Compressed data length: 137
Base64 Compressed String: H4sIAAAAAAAEAO29B2AcSZYlJi9tynt/SvVK1+B0oQiAYBMk2JBAEOzBiM3mkuwdaUcjKasqgcplVmVdZhZAzO2dvPfee++999577733ujudTif33/8/XGZkAWz2zkrayZ4hgKrIHz9+fB8/Ir7I6ut0ns3SLC2Lti3ztMwWk/8Hesi6MhYAAAA=

    public static byte[] GZIPCompress(byte[] data)
    {
        using (MemoryStream memoryStream = new MemoryStream())
        {
            using (GZipStream gZipStream = new GZipStream(memoryStream, CompressionMode.Compress))
            {
                gZipStream.Write(data, 0, data.Length);
            }

            return memoryStream.ToArray();
        }
    }
1
Your code shows you compressing bytes, but you've given the source as a string - how are you getting the bytes from the string? (When I use UTF-8, I get 42 bytes in .NET.) - Jon Skeet
What version of .NET are you using? - Jon Skeet
Just to answer here as well in case it's misleading. I didn't want to add too much code into the page to detract from the question. I'm using String.getBytes("UTF-8") and Encoding.UTF8.GetBytes() - Uknight
Even in .NET 4.5 that class has bugs. Use DotNetZip instead. - Mark Adler
@MarkAdler Thanks for the suggestion, I'll take a look at it at a later time. I would prefer to stick to native libraries though, as long as it still gets the job done reasonably well. - Uknight

1 Answers

5
votes

I get 42 bytes on .NET as well. I suspect you're using an old version of .NET which had a flaw in its compression scheme.

Here's my test app using your code:

using System;
using System.IO;
using System.IO.Compression;
using System.Text;

class Program
{
    static void Main(string[] args)
    {
        var uncompressed = Encoding.UTF8.GetBytes("Mary had a little lamb");
        var compressed = GZIPCompress(uncompressed);
        Console.WriteLine(compressed.Length);
        Console.WriteLine(Convert.ToBase64String(compressed));
    }

    static byte[] GZIPCompress(byte[] data)
    {
        using (var memoryStream = new MemoryStream())
        {
            using (var gZipStream = new GZipStream(memoryStream, 
                                                   CompressionMode.Compress))
            {
                gZipStream.Write(data, 0, data.Length);
            }

            return memoryStream.ToArray();
        }
    }
}

Results:

42
H4sIAAAAAAAEAPNNLKpUyEhMUUhUyMksKclJVchJzE0CAHrIujIWAAAA

This is exactly the same as the Java data.

I'm using .NET 4.5. I suggest you try running the above code on your machine, and compare the results.

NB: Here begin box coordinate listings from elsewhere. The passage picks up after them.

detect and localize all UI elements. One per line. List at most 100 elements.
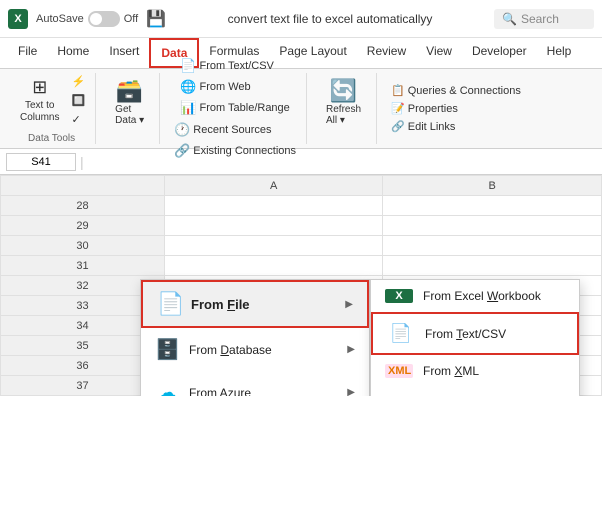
row-28: 28 xyxy=(1,196,165,216)
recent-sources-icon: 🕐 xyxy=(174,122,190,138)
toggle-state: Off xyxy=(124,13,138,25)
tab-file[interactable]: File xyxy=(8,38,47,68)
from-text-csv-ribbon-button[interactable]: 📄 From Text/CSV xyxy=(176,56,293,76)
from-xml-item[interactable]: XML From XML xyxy=(371,355,579,387)
get-data-icon: 🗃️ xyxy=(116,78,143,104)
sheet-area: A B 28 29 30 31 32 33 34 35 36 37 📄 From… xyxy=(0,175,602,396)
cell-a31[interactable] xyxy=(164,256,383,276)
recent-sources-label: Recent Sources xyxy=(193,124,271,136)
from-database-chevron: ▶ xyxy=(347,344,355,355)
properties-button[interactable]: 📝 Properties xyxy=(387,100,525,117)
from-azure-chevron: ▶ xyxy=(347,387,355,396)
ribbon-group-connections: 📋 Queries & Connections 📝 Properties 🔗 E… xyxy=(381,73,531,144)
from-text-csv-label: From Text/CSV xyxy=(425,327,506,341)
from-database-menu-item[interactable]: 🗄️ From Database ▶ xyxy=(141,328,369,371)
refresh-all-button[interactable]: 🔄 RefreshAll ▾ xyxy=(317,73,370,131)
existing-connections-button[interactable]: 🔗 Existing Connections xyxy=(170,141,300,161)
cell-b31[interactable] xyxy=(383,256,602,276)
text-to-columns-icon: ⊞ xyxy=(32,77,47,98)
from-file-label: From File xyxy=(191,297,250,312)
from-text-csv-item[interactable]: 📄 From Text/CSV xyxy=(371,312,579,355)
from-text-csv-icon: 📄 xyxy=(387,323,415,344)
edit-links-icon: 🔗 xyxy=(391,120,405,133)
from-azure-menu-item[interactable]: ☁ From Azure ▶ xyxy=(141,371,369,396)
from-excel-workbook-label: From Excel Workbook xyxy=(423,289,541,303)
document-title: convert text file to excel automatically… xyxy=(174,12,486,26)
row-29: 29 xyxy=(1,216,165,236)
existing-connections-icon: 🔗 xyxy=(174,143,190,159)
cell-a28[interactable] xyxy=(164,196,383,216)
properties-icon: 📝 xyxy=(391,102,405,115)
from-file-sub-panel: X From Excel Workbook 📄 From Text/CSV XM… xyxy=(370,279,580,396)
col-a-header: A xyxy=(164,176,383,196)
tab-view[interactable]: View xyxy=(416,38,462,68)
search-icon: 🔍 xyxy=(502,12,517,26)
tab-help[interactable]: Help xyxy=(537,38,582,68)
formula-bar: | xyxy=(0,149,602,175)
ribbon-group-get-data: 🗃️ GetData ▾ xyxy=(100,73,160,144)
tab-insert[interactable]: Insert xyxy=(99,38,149,68)
recent-sources-button[interactable]: 🕐 Recent Sources xyxy=(170,120,300,140)
search-label: Search xyxy=(521,12,559,26)
cell-b30[interactable] xyxy=(383,236,602,256)
data-validation-button[interactable]: ✓ xyxy=(67,111,89,128)
ribbon-group-queries: 📄 From Text/CSV 🌐 From Web 📊 From Table/… xyxy=(164,73,307,144)
tab-review[interactable]: Review xyxy=(357,38,416,68)
from-web-icon: 🌐 xyxy=(180,79,196,95)
save-icon[interactable]: 💾 xyxy=(146,9,166,29)
cell-b29[interactable] xyxy=(383,216,602,236)
from-web-button[interactable]: 🌐 From Web xyxy=(176,77,293,97)
from-text-csv-ribbon-label: From Text/CSV xyxy=(200,60,274,72)
table-row: 30 xyxy=(1,236,602,256)
ribbon-content: ⊞ Text toColumns ⚡ 🔲 ✓ Data Tools 🗃️ G xyxy=(0,69,602,149)
edit-links-label: Edit Links xyxy=(408,121,456,133)
refresh-icon: 🔄 xyxy=(330,78,357,104)
title-bar: X AutoSave Off 💾 convert text file to ex… xyxy=(0,0,602,38)
row-30: 30 xyxy=(1,236,165,256)
excel-logo: X xyxy=(8,9,28,29)
tab-home[interactable]: Home xyxy=(47,38,99,68)
flash-fill-button[interactable]: ⚡ xyxy=(67,73,89,90)
from-file-menu-item[interactable]: 📄 From File ▶ xyxy=(141,280,369,328)
row-number-header xyxy=(1,176,165,196)
from-table-range-label: From Table/Range xyxy=(200,102,290,114)
edit-links-button[interactable]: 🔗 Edit Links xyxy=(387,118,525,135)
toggle-knob xyxy=(90,13,102,25)
row-31: 31 xyxy=(1,256,165,276)
from-excel-workbook-item[interactable]: X From Excel Workbook xyxy=(371,280,579,312)
data-tools-label: Data Tools xyxy=(28,131,75,144)
tab-developer[interactable]: Developer xyxy=(462,38,537,68)
cell-a29[interactable] xyxy=(164,216,383,236)
from-table-range-icon: 📊 xyxy=(180,100,196,116)
queries-connections-icon: 📋 xyxy=(391,84,405,97)
dropdown-overlay: 📄 From File ▶ 🗄️ From Database ▶ ☁ From … xyxy=(140,279,580,396)
from-azure-label: From Azure xyxy=(189,386,251,397)
from-web-label: From Web xyxy=(200,81,251,93)
search-box[interactable]: 🔍 Search xyxy=(494,9,594,29)
queries-connections-button[interactable]: 📋 Queries & Connections xyxy=(387,82,525,99)
remove-duplicates-icon: 🔲 xyxy=(71,94,85,107)
col-b-header: B xyxy=(383,176,602,196)
from-text-csv-ribbon-icon: 📄 xyxy=(180,58,196,74)
cell-a30[interactable] xyxy=(164,236,383,256)
get-data-button[interactable]: 🗃️ GetData ▾ xyxy=(106,73,153,131)
autosave-toggle[interactable] xyxy=(88,11,120,27)
ribbon-group-refresh: 🔄 RefreshAll ▾ xyxy=(311,73,377,144)
from-database-label: From Database xyxy=(189,343,272,357)
formula-separator: | xyxy=(80,154,84,170)
cell-b28[interactable] xyxy=(383,196,602,216)
from-excel-workbook-icon: X xyxy=(385,289,413,303)
text-to-columns-button[interactable]: ⊞ Text toColumns xyxy=(14,73,65,128)
name-box[interactable] xyxy=(6,153,76,171)
remove-duplicates-button[interactable]: 🔲 xyxy=(67,92,89,109)
queries-connections-label: Queries & Connections xyxy=(408,85,521,97)
from-xml-icon: XML xyxy=(385,364,413,378)
ribbon-tabs: File Home Insert Data Formulas Page Layo… xyxy=(0,38,602,69)
table-row: 28 xyxy=(1,196,602,216)
from-table-range-button[interactable]: 📊 From Table/Range xyxy=(176,98,293,118)
from-json-item[interactable]: JSON From JSON xyxy=(371,387,579,396)
data-validation-icon: ✓ xyxy=(71,113,80,126)
autosave-label: AutoSave xyxy=(36,13,84,25)
text-to-columns-label: Text toColumns xyxy=(20,100,59,124)
existing-connections-label: Existing Connections xyxy=(193,145,296,157)
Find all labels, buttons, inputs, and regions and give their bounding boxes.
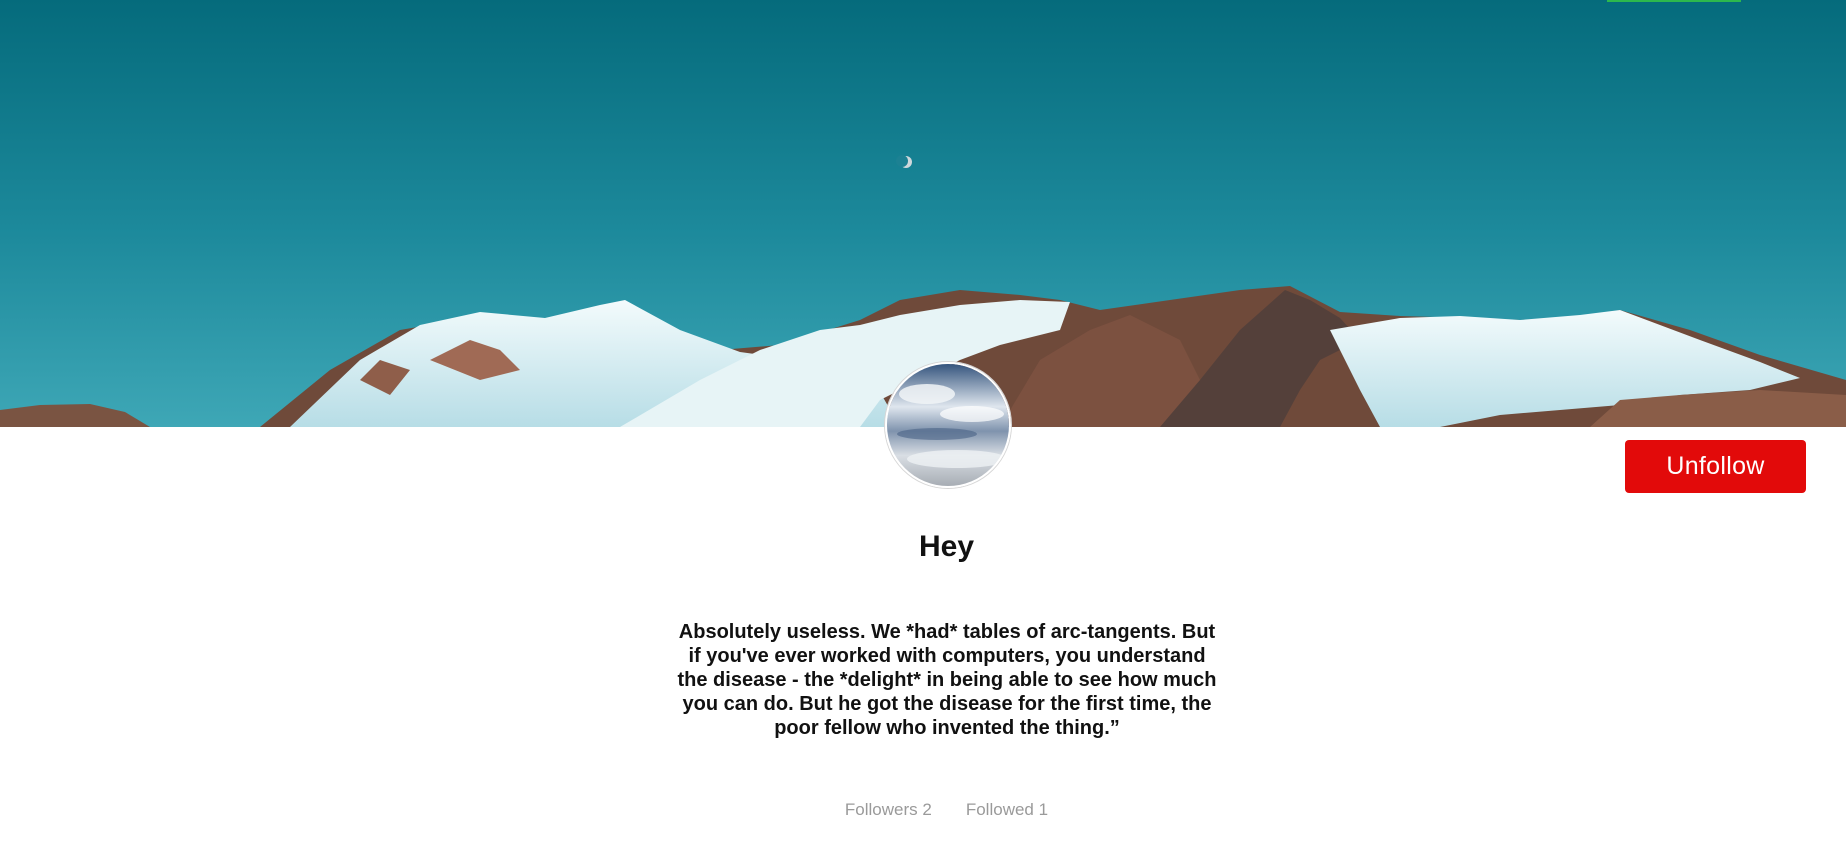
followers-stat[interactable]: Followers 2	[845, 800, 932, 820]
profile-bio: Absolutely useless. We *had* tables of a…	[677, 621, 1217, 739]
unfollow-button[interactable]: Unfollow	[1625, 440, 1806, 493]
followers-count: 2	[922, 800, 932, 819]
cover-image	[0, 0, 1846, 427]
profile-stats: Followers 2 Followed 1	[0, 800, 1846, 820]
followed-label: Followed	[965, 800, 1034, 819]
followed-stat[interactable]: Followed 1	[966, 800, 1048, 820]
followers-label: Followers	[844, 800, 918, 819]
top-accent-bar	[1607, 0, 1741, 2]
profile-username: Hey	[918, 530, 975, 563]
avatar	[885, 362, 1011, 488]
followed-count: 1	[1038, 800, 1049, 819]
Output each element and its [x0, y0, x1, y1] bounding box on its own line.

I've just decompressed the base64 data you provided, and it is a valid "compressed" form of "Mary had a little lamb", with 22 bytes in the uncompressed data. That surprises me... and reinforces my theory that it's a framework version difference.

EDIT: Okay, this is definitely a framework version difference. If I compile with the .NET 3.5 compiler, then use an app.config which forces it to run with that version of the framework, I see 137 bytes as well. Given comments, it looks like this was only fixed in .NET 4.5.